Pillar Three could be to “support all women with HIV in our deep commitments to keep our children HIV-free.” What a transformation that would be.

And Pillar Four could be “ensure care, support, love, respect, food, shelter and treatment (when we need it and not before) for all women with HIV and for our families. Louise Binder has written eloquently previously about our concerns regarding the “treatment as prevention” movement.

As an aside, there is also on-going and increasing concern out there about the “Option B+” roll-out, which puts all women in a country when pregnant on ARVs for life, whether they actually need them yet for themselves or not and whether they want them or are ready to start them or not. The “option” bit is only for each government to decide, there is no real option for women at all. It’s a bit of a post-code lottery writ large. We hear of some women throwing their package of ARVs away as soon as they have passed through the health centre gates en route home – for them the idea of being found with ARVs is too terrifying for them to contemplate and outweighs any possible good the medication might do.

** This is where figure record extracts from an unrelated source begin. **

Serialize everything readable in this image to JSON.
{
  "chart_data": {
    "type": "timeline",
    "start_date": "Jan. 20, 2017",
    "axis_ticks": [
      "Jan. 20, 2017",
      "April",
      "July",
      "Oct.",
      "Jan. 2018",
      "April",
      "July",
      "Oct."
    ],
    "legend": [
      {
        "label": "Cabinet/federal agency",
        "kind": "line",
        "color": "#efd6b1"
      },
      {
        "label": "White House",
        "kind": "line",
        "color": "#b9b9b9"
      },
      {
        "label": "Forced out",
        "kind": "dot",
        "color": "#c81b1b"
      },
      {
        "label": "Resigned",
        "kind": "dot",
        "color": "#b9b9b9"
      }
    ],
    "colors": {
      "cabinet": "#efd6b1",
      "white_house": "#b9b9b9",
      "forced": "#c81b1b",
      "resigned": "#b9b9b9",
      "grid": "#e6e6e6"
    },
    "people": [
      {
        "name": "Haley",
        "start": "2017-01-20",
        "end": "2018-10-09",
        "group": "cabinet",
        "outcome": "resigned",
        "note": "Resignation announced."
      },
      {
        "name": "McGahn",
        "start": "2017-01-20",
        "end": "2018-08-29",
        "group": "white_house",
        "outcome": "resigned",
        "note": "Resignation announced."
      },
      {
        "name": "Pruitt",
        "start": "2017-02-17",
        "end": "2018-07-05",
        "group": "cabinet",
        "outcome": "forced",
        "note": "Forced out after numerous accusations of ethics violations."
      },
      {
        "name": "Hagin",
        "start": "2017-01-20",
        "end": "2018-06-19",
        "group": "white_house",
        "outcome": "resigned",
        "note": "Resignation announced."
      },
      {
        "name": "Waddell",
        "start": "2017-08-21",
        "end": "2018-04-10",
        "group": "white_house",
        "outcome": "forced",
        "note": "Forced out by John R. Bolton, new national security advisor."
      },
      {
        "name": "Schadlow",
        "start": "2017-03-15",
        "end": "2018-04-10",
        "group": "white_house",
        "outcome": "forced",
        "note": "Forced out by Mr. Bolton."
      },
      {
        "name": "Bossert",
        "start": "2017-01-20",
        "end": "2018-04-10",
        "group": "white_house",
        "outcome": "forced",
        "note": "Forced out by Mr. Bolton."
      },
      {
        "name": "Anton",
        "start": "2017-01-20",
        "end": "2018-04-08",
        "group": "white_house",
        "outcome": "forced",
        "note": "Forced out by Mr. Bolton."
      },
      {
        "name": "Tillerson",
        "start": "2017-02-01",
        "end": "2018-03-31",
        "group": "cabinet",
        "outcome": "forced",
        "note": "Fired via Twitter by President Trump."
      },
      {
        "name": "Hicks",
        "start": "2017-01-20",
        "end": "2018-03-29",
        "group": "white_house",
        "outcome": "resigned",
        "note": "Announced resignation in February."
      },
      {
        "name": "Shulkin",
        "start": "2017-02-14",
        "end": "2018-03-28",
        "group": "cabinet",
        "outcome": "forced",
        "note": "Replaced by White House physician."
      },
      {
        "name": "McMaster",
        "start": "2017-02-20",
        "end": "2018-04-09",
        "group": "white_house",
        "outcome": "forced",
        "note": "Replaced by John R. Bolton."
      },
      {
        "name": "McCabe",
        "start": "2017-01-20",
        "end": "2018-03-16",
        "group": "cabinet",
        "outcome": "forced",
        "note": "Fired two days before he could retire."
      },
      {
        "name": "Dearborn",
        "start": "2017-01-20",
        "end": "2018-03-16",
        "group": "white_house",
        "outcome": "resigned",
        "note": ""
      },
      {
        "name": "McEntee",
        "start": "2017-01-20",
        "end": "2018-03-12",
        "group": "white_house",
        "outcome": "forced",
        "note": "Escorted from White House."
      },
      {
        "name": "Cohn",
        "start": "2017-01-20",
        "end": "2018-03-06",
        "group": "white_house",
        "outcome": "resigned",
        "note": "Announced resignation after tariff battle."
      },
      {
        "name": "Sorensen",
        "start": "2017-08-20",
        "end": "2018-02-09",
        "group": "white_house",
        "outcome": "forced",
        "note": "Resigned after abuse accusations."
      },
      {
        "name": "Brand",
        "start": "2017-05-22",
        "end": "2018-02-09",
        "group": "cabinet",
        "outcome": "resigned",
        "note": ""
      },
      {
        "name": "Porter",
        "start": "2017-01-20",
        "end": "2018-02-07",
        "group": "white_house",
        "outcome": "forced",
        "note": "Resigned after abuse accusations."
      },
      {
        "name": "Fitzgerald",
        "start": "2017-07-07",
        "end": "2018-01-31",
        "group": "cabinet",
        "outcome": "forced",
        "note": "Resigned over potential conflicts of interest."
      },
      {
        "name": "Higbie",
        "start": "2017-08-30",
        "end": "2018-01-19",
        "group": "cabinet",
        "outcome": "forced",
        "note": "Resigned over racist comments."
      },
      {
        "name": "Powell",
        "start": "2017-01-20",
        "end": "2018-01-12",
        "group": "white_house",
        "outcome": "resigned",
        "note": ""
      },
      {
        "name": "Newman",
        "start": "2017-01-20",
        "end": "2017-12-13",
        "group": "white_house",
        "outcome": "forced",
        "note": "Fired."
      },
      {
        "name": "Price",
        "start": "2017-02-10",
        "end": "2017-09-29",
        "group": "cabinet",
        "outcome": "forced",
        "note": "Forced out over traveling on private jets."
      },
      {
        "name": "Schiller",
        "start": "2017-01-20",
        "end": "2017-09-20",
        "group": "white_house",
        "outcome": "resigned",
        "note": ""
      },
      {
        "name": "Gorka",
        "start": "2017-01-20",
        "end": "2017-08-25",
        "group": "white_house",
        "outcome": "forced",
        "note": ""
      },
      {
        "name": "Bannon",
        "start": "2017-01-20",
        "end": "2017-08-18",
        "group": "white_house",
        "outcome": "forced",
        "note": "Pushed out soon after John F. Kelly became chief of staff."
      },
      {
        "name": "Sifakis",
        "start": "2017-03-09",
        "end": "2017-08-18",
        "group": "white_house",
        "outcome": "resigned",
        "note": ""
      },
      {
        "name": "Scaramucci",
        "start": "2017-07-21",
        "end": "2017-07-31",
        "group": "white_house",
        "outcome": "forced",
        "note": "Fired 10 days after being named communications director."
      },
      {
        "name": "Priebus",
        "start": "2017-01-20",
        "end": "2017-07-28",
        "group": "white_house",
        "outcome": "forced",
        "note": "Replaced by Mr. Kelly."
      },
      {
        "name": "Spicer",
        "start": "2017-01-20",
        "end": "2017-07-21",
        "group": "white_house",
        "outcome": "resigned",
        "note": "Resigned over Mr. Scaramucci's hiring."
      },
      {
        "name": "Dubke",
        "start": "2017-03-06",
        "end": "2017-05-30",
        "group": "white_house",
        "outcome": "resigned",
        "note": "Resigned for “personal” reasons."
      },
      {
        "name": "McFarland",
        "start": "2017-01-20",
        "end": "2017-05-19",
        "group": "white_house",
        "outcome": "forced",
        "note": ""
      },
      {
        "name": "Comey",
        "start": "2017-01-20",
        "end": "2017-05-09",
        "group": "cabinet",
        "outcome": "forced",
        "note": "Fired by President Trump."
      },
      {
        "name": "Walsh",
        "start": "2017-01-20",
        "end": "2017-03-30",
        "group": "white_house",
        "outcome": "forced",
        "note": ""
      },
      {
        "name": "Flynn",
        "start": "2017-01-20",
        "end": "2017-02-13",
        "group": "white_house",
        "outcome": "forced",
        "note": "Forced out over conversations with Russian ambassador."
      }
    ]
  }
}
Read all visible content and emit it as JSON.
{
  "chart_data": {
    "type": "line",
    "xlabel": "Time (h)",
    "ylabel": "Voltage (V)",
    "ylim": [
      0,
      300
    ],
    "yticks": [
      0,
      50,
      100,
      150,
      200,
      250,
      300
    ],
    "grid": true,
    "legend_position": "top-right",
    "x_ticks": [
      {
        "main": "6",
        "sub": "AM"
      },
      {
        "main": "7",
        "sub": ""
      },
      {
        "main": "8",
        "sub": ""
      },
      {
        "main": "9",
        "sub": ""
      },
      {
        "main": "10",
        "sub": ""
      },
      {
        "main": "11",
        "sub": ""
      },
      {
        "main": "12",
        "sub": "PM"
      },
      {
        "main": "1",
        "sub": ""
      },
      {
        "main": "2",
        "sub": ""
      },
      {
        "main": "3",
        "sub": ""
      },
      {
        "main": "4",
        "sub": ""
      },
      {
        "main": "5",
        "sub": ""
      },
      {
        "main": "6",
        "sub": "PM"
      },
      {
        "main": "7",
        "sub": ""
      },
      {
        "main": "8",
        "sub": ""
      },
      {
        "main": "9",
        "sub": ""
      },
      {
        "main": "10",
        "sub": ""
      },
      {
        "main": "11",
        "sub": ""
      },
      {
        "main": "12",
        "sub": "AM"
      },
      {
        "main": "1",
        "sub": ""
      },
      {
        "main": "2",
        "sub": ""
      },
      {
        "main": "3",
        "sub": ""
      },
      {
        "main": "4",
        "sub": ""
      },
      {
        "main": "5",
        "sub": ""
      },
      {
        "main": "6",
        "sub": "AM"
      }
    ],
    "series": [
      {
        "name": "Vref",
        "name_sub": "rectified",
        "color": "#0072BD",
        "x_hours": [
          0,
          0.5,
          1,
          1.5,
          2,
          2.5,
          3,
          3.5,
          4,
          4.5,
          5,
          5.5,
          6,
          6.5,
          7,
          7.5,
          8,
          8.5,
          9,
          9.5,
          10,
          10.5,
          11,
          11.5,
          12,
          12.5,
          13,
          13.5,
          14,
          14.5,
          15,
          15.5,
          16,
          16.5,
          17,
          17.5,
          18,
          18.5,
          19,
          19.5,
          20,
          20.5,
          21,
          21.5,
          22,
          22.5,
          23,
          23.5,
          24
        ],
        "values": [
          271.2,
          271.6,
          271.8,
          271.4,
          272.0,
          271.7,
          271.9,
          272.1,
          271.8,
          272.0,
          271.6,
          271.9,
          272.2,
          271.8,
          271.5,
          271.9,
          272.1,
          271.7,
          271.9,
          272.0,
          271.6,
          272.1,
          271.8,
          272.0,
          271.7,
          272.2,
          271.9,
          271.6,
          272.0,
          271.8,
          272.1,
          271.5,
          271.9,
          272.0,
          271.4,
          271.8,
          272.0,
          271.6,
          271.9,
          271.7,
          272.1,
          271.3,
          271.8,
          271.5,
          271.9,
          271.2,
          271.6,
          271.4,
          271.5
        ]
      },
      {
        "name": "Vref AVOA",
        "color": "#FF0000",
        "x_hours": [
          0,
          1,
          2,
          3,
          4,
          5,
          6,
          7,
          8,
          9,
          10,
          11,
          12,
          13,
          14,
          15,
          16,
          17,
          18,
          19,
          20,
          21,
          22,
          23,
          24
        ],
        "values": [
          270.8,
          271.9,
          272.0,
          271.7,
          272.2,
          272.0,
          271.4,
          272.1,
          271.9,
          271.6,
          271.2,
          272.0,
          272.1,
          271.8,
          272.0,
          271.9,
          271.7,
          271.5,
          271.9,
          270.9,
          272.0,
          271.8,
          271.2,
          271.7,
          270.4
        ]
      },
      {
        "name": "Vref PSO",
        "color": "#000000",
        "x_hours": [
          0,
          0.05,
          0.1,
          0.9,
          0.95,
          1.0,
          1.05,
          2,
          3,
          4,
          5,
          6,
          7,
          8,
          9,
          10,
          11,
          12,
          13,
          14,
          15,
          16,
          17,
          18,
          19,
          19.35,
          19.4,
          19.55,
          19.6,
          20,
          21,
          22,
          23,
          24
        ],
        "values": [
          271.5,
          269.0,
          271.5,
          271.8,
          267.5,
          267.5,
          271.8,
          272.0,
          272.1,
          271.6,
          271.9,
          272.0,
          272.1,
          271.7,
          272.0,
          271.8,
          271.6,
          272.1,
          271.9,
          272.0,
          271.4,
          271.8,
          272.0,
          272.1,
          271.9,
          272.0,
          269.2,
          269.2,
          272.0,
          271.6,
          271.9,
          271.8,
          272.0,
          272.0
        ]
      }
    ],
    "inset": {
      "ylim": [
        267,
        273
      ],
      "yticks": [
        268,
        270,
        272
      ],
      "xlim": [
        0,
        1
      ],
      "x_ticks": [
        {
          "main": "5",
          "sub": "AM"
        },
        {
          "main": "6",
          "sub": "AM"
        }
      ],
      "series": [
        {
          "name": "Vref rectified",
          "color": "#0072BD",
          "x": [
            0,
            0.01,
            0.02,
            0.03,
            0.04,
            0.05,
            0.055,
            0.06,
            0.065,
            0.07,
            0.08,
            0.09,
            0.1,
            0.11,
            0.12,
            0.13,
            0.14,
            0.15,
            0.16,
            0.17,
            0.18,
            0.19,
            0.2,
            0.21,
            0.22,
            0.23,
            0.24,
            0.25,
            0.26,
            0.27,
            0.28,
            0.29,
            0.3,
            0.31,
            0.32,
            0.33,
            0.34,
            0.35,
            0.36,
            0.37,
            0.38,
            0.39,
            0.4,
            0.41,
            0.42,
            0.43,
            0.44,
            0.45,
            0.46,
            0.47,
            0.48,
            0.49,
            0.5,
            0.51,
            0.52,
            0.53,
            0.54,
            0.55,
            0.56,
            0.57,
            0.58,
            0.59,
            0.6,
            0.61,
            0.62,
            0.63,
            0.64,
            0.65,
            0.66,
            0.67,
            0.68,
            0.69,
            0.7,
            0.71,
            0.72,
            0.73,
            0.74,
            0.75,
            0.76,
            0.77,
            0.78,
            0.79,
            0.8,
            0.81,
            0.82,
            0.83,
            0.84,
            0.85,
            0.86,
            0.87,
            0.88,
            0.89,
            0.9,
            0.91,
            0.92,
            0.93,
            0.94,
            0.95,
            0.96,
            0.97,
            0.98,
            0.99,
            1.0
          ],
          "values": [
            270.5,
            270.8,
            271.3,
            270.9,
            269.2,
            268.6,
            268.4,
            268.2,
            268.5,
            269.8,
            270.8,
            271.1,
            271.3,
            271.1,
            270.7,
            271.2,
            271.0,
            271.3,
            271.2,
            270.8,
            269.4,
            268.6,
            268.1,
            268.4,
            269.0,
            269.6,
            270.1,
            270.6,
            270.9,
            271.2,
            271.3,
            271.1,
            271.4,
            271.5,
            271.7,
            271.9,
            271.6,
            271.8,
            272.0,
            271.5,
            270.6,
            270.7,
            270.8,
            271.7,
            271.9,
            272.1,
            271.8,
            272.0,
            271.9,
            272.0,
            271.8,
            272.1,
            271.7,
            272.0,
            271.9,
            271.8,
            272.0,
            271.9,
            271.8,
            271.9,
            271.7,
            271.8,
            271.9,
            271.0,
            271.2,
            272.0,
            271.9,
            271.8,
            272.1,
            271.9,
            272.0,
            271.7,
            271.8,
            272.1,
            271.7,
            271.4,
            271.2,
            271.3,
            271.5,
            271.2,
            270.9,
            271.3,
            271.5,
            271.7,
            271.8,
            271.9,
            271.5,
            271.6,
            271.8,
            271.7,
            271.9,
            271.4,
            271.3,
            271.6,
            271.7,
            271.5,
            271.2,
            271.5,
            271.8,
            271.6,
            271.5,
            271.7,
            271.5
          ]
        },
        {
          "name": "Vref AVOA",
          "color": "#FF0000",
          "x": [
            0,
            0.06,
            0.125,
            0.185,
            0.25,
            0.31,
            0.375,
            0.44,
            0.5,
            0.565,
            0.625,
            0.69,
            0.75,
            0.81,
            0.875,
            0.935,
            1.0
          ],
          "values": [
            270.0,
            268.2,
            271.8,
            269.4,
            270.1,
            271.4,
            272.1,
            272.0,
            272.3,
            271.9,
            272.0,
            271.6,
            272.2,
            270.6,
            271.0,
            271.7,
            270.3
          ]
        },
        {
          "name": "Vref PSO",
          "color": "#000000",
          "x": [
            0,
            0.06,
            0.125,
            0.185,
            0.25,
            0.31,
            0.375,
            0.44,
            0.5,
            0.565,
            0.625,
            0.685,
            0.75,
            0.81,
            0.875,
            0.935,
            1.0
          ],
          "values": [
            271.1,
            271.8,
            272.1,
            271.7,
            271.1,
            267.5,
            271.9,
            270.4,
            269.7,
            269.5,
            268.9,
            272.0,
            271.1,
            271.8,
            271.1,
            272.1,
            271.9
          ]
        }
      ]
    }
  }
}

I’m all in favor of options for women when they are real options, but not when they are just wrapping up lack of choice in something pretty. Policy makers and practitioners: please mind your language.

Finally, safety.

WHO tells us that gender-based violence (GBV) occurs during pregnancy worldwide – especially in circumstances where the pregnancy is unplanned. Add HIV into this mix and it is like throwing a match into dry grass. We have a potential conflagration of physical, sexual, and psychological violence. We know already that GBV increases women’s vulnerability to HIV. It is also clear that an HIV diagnosis can provoke or exacerbate GBV globally.

Therefore “safety, safety, safety” must be our mantra, at home, in the workplace, and in health care settings. It is vital to turn the tide on the “cascade effect” of women dropping away from health services during pregnancy or after child-birth, once they have been diagnosed, because of their fear of this diagnosis and their terror of what it will bring to themselves and their children. Safety, safety, safety is the mantra. Maybe then we could start to avoid the awful tragedy of so many women dying through AIDS-related issues connected to maternity. Then we could truly have a really powerful and effective Global Plan.